Quando o primeiro convidado chegou, a campainha soou como um alarme. Dora se levantou, arrumou o vestido florido, sentiu o toque frio da pulseira de prata que Carmela lhe dera de presente de aniversário. Caminhou até a porta. Parou. O homem parado ali, com um sorriso tímido e um buquê de margaridas nas mãos, era conhecido. Era o primo de Carmela, o que morava em Minas Gerais e que ela mal lembrava. Ele nunca havia aparecido nas festas de aniversário.

“Dora? Parabéns”, ele disse, a voz um pouco trêmula. “Eu… eu precisei vir. Minha mãe… ela me pediu. Ela disse que você talvez gostasse.” Ele estendeu o buquê. Dora pegou, sentindo o frescor das pétalas em seus dedos.

“Obrigada”, Dora murmurou, sem saber o que mais dizer.

O primo hesitou. “Tem algo que… que eu não sei se você se lembra. Carmela. Ela me deixou isso. Pra você. Pra quando você fizesse… bem, pra agora.” Ele tirou do bolso interno do casaco um pequeno envelope, desgastado nas bordas.

Dora sentiu o coração disparar. Abriu o envelope com mãos trêmulas. Dentro, não havia uma carta. Havia uma fita cassete. Uma fita antiga, com a etiqueta amarela descolando, e escrito à mão, em letras tortas, o nome: “Para Dora. Riff.”

O convite para a festa se tornou um borrão. As conversas se silenciaram. Apenas o tic-tac do relógio na cozinha parecia ganhar vida. Dora pegou o toca-fitas velho da mãe, que guardava num armário há anos, mais por nostalgia do que por utilidade. O clique da fita entrando no aparelho era o único som audível.

E então, veio.

O som inconfundível. O riff de Carmela. Mais puro, mais vibrante do que ela jamais recordara. Era como se ela estivesse ali, tocando para ela naquele instante, as notas flutuando no ar, acariciando a pele de Dora, preenchendo cada centímetro daquela cozinha apertada com a presença que ela tanto amava e que tanto sentia falta. As lágrimas voltaram, mas desta vez, eram diferentes. Eram lágrimas de reconhecimento, de reencontro.

O riff terminou. Um silêncio pairou. E então, a voz de Carmela, rouca e doce, ecoou pela caixinha barulhenta do toca-fitas.

“Feliz aniversário, minha Dora. Espero que você goste. É só um pedacinho… do nosso mundo. O resto… ah, o resto você sabe, né? O resto a gente carrega.” A gravação parou abruptamente.

Dora ficou parada, o toca-fitas ainda ligado, o silêncio após a voz de Carmela mais ensurdecedor que qualquer barulho do bairro. Ela olhou para o primo, que observava com um misto de dor e curiosidade. Olhou para as margens do toca-fitas, para a fita solitária. O que mais Carmela deixara para ela? Onde estava o resto?
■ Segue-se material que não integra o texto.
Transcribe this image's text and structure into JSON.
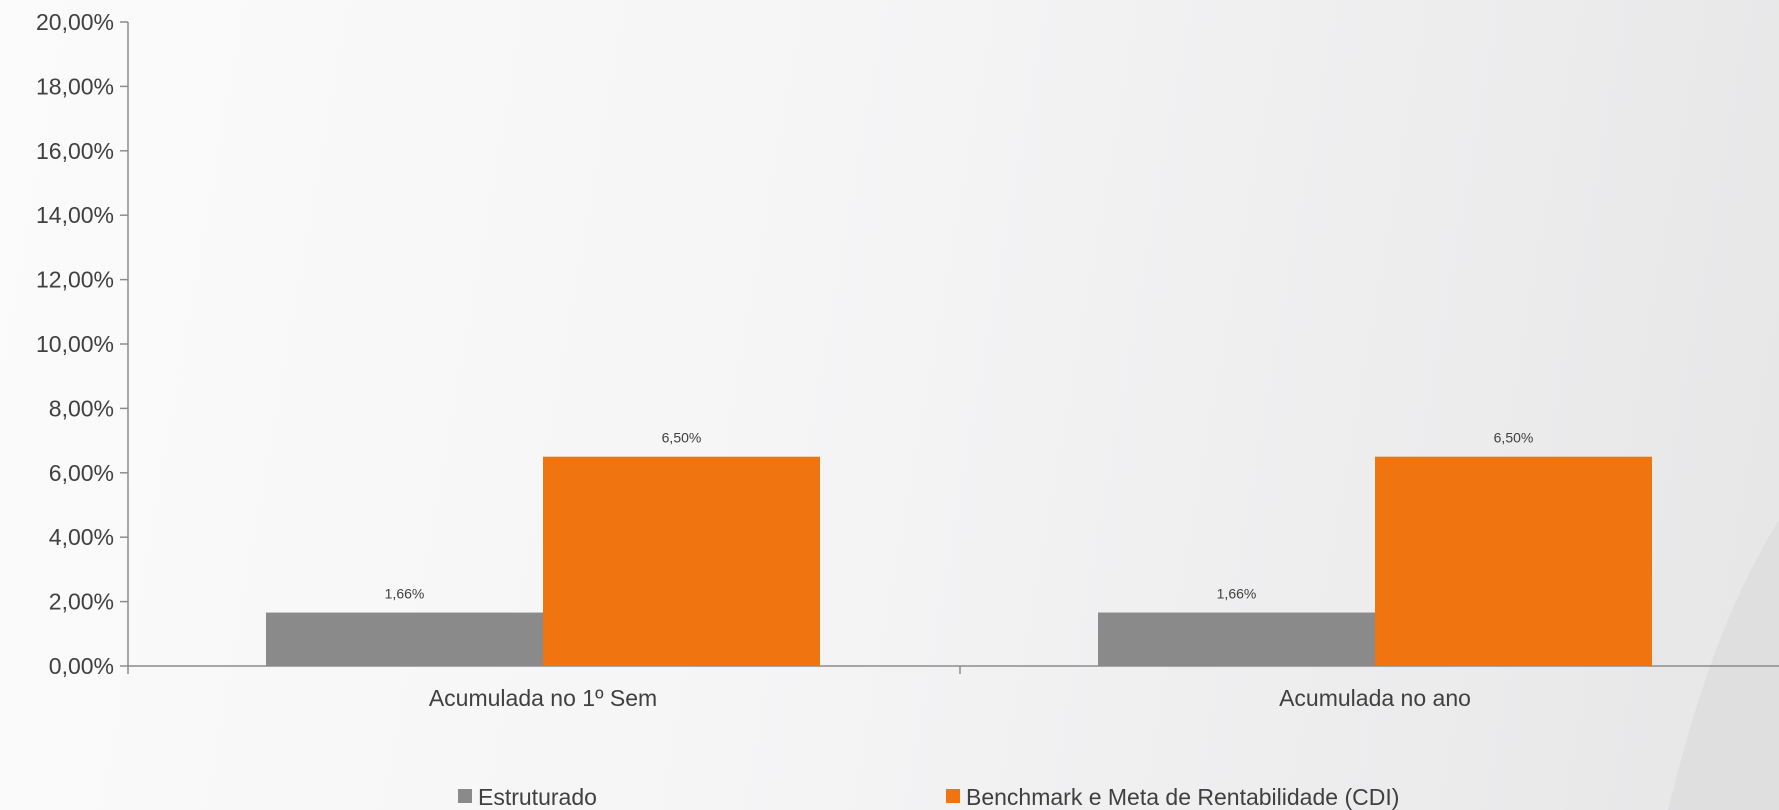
{
  "chart_data": {
    "type": "bar",
    "categories": [
      "Acumulada no 1º Sem",
      "Acumulada no ano"
    ],
    "series": [
      {
        "name": "Estruturado",
        "values": [
          1.66,
          1.66
        ],
        "labels": [
          "1,66%",
          "1,66%"
        ],
        "color": "#8a8a8a"
      },
      {
        "name": "Benchmark e Meta de Rentabilidade (CDI)",
        "values": [
          6.5,
          6.5
        ],
        "labels": [
          "6,50%",
          "6,50%"
        ],
        "color": "#f07511"
      }
    ],
    "ylim": [
      0,
      20
    ],
    "yticks": [
      {
        "value": 0,
        "label": "0,00%"
      },
      {
        "value": 2,
        "label": "2,00%"
      },
      {
        "value": 4,
        "label": "4,00%"
      },
      {
        "value": 6,
        "label": "6,00%"
      },
      {
        "value": 8,
        "label": "8,00%"
      },
      {
        "value": 10,
        "label": "10,00%"
      },
      {
        "value": 12,
        "label": "12,00%"
      },
      {
        "value": 14,
        "label": "14,00%"
      },
      {
        "value": 16,
        "label": "16,00%"
      },
      {
        "value": 18,
        "label": "18,00%"
      },
      {
        "value": 20,
        "label": "20,00%"
      }
    ],
    "title": "",
    "xlabel": "",
    "ylabel": "",
    "grid": false,
    "legend": "bottom",
    "axis_color": "#8c8c8c"
  }
}
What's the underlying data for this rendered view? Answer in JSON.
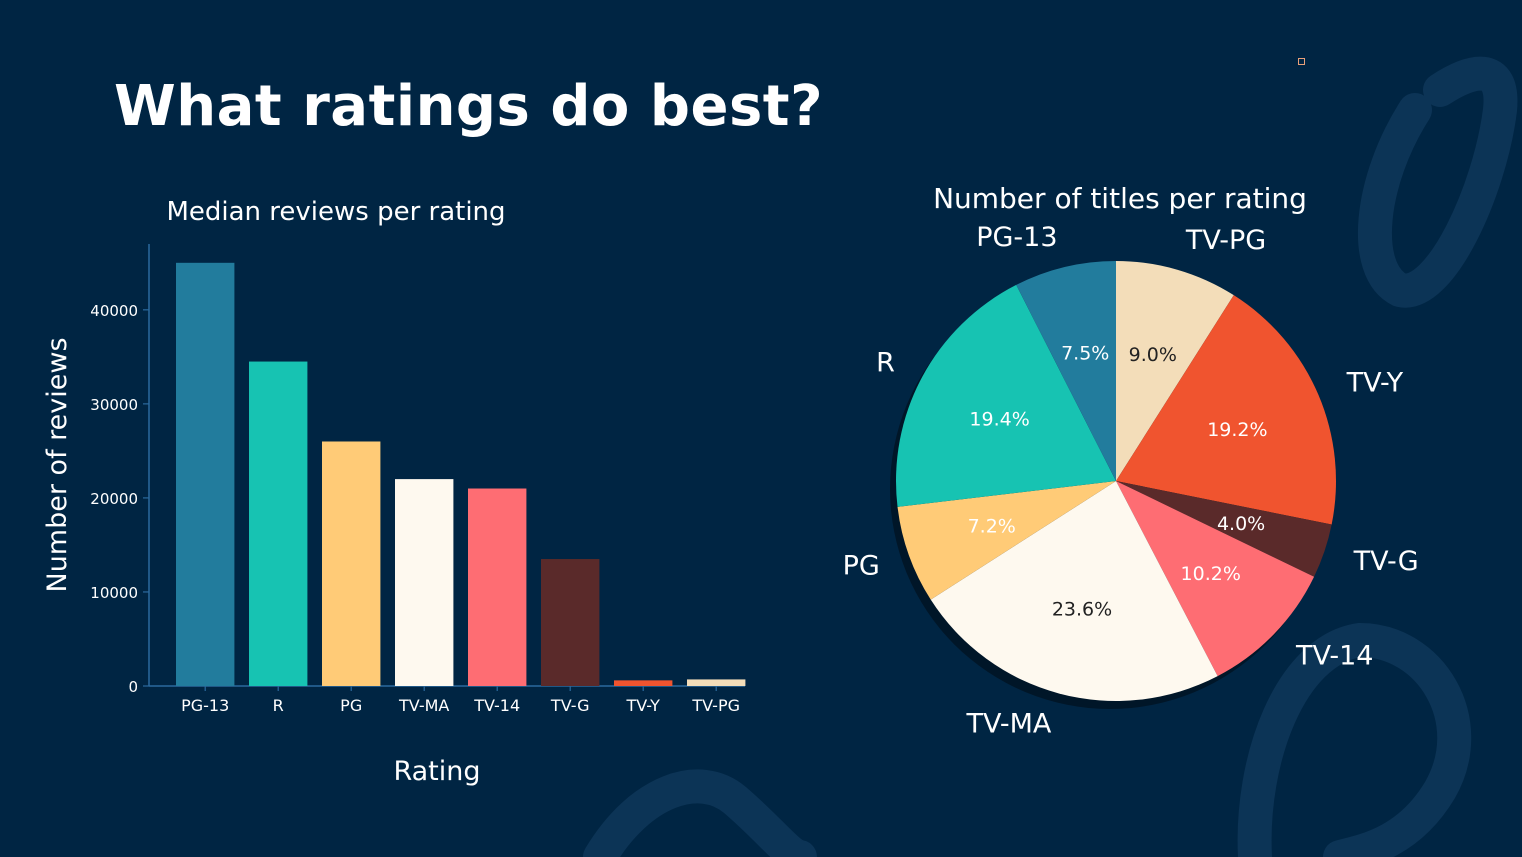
{
  "slide": {
    "title": "What ratings do best?"
  },
  "colors": {
    "background": "#002543",
    "axis": "#2b6a9e",
    "text": "#ffffff",
    "PG-13": "#227c9d",
    "R": "#17c3b2",
    "PG": "#ffcb77",
    "TV-MA": "#fef9ef",
    "TV-14": "#fe6d73",
    "TV-G": "#5a2a2a",
    "TV-Y": "#f0542f",
    "TV-PG": "#f3ddb9"
  },
  "chart_data": [
    {
      "type": "bar",
      "title": "Median reviews per rating",
      "xlabel": "Rating",
      "ylabel": "Number of reviews",
      "categories": [
        "PG-13",
        "R",
        "PG",
        "TV-MA",
        "TV-14",
        "TV-G",
        "TV-Y",
        "TV-PG"
      ],
      "values": [
        45000,
        34500,
        26000,
        22000,
        21000,
        13500,
        600,
        700
      ],
      "yticks": [
        0,
        10000,
        20000,
        30000,
        40000
      ],
      "ylim": [
        0,
        47000
      ],
      "grid": false
    },
    {
      "type": "pie",
      "title": "Number of titles per rating",
      "labels": [
        "TV-PG",
        "TV-Y",
        "TV-G",
        "TV-14",
        "TV-MA",
        "PG",
        "R",
        "PG-13"
      ],
      "values": [
        9.0,
        19.2,
        4.0,
        10.2,
        23.6,
        7.2,
        19.4,
        7.5
      ],
      "value_labels": [
        "9.0%",
        "19.2%",
        "4.0%",
        "10.2%",
        "23.6%",
        "7.2%",
        "19.4%",
        "7.5%"
      ],
      "start": "12 o'clock",
      "direction": "clockwise"
    }
  ]
}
A resposta, ela sabia, não estava ali. Estava em algum lugar, talvez em outra fita, talvez em outra lembrança, talvez em outro som que ainda esperava para ser descoberto. Ou talvez, o resto fosse apenas aquilo: a música, a memória, e a pergunta que ficava, suspensa no ar, como a última nota de um acorde inacabado. O que ela faria agora com aquele presente? O que era o “nosso mundo” que Carmela mencionara? E onde estaria Carmela, agora, que havia deixado para trás não apenas uma melodia, mas uma porta aberta? A festa continuou, os convidados retornando aos seus assados e conversas, mas para Dora, tudo havia mudado. O som inconfundível de Carmela ecoava em sua alma, e ela sabia que, a partir dali, sua jornada seria a de procurar, com a melodia como bússola, o que mais Carmela havia deixado para trás.